Andrew Sullivan on the Republican mindset:
Senator Ben Nelson said recently that many Republicans have yet to accept the presidential election of 2008, let alone the re-election of 2012. I see no real evidence to the contrary. Whether this is due to race, or culture, or fanaticism (they regarded Bill Clinton as illegitimate as well) I do not pretend to know. We know also, of course, that the corrupt gerrymandering of House districts allows those with power to rig the system so they can retain power – even when they have no broad public support. And we know that the whitest, rightest part of the Republican base controls the primaries and is determined to destroy any member of Congress who votes against the religion of permanent insolvency – which is what “no-revenue-increases-ever” means as we near a demographic wave of older folks. What a perverse cause: a party dedicated above all to the permanent, chronic insolvency of the American government. The cuts they need without any new revenues would simply end the welfare state in America and would never be tolerated by the middle classes in practice. And tax reform will only get us so far.
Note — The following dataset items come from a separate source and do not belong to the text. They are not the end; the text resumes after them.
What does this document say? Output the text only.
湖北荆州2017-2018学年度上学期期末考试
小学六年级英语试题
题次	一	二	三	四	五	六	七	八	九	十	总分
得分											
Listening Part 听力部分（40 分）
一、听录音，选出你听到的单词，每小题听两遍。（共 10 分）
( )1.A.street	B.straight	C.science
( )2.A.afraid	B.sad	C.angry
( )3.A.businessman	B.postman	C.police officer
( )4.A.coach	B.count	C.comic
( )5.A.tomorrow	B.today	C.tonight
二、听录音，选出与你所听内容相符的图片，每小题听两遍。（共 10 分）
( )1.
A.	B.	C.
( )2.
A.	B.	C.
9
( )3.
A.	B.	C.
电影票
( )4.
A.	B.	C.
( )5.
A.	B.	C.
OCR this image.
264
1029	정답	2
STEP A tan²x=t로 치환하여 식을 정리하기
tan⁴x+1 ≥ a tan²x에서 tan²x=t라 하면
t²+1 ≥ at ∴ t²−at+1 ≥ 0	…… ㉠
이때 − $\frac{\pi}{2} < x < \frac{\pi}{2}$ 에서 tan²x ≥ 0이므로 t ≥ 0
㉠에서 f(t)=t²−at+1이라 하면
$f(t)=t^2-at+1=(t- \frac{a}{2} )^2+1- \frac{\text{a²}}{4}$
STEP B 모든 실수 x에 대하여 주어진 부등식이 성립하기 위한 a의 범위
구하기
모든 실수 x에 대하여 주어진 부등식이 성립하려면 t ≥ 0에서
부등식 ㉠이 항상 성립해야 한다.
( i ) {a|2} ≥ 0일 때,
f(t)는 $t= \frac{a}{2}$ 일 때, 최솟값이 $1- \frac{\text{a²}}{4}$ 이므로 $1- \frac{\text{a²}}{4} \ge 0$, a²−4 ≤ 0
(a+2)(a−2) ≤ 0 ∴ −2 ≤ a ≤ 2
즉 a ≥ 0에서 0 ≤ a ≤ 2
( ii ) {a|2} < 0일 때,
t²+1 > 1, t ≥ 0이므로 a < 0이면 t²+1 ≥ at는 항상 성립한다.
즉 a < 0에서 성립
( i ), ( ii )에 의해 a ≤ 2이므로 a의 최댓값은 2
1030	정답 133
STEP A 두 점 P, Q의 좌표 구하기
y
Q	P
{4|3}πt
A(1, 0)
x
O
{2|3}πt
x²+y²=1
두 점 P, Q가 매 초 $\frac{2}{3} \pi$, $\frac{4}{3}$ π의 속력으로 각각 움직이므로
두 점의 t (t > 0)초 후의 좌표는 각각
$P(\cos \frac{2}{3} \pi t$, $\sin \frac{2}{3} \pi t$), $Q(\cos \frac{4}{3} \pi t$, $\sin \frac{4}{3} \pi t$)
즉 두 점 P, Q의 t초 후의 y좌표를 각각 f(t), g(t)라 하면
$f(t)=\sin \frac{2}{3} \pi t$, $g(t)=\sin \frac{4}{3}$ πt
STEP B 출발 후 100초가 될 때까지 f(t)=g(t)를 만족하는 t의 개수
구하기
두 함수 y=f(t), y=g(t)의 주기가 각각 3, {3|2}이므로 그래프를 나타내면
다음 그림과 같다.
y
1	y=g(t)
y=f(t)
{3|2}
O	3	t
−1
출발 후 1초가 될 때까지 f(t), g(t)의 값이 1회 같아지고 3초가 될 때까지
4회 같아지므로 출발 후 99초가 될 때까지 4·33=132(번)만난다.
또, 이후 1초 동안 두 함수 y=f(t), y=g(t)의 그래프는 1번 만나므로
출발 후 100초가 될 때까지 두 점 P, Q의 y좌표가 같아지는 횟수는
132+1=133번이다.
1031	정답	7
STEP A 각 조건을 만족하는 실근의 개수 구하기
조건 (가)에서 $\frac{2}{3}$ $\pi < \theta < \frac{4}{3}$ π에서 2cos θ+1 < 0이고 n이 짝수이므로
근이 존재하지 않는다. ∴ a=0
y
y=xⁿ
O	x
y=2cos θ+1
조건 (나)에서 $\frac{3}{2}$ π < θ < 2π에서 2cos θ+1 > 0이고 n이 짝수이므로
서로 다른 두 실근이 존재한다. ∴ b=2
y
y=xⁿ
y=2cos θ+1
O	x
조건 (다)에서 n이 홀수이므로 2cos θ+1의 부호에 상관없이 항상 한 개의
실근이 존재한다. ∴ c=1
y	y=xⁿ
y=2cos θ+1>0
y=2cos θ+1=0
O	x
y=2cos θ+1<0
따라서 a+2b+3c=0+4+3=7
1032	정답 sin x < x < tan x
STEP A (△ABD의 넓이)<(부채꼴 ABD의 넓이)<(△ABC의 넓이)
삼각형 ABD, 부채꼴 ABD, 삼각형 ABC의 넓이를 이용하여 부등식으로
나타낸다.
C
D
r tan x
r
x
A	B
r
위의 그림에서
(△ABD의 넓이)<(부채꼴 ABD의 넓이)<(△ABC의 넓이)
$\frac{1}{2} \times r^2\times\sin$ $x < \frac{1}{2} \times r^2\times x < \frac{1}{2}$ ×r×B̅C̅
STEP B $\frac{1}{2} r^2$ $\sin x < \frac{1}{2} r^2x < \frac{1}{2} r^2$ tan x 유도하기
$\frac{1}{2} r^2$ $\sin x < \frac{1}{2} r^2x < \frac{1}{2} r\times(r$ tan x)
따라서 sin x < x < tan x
At a basic level, I welcome a public discussion about government and its role in our lives. I favor an activist government not because I believe government should be big but because I believe in the basics of the small d democratic project – that when we come together and gather our collective wisdom and grapple with the issues honestly we can do better. Paul Krugman says we should think of government as a giant insurance company with an army. Carl Sagan says we should regard every new policy as an experiment, one we can end at any time and try a new experiment. Deregulation and cutting taxes were an experiment. The Great Society programs were an experiment. We can look at the outcomes and debate them honestly. As one example, after ten years, the Great Society programs had reduced poverty to its lowest rate in American history; as the 1980s began and those programs were pared back or ended, the poverty rate began rising again. Cutting taxes on the wealthy has greatly increased economic disparity. Deregulation has resulted in a series of financial and economic crises starting with the 1987 stock market crash up through 2008. These are experiments. Our current approach is unsustainable and neurotically self-destructive.
At the end of the day, the Republican argument comes down to “Do it our way or the country gets it.” They’re extremists who don’t care if their policies hurt people.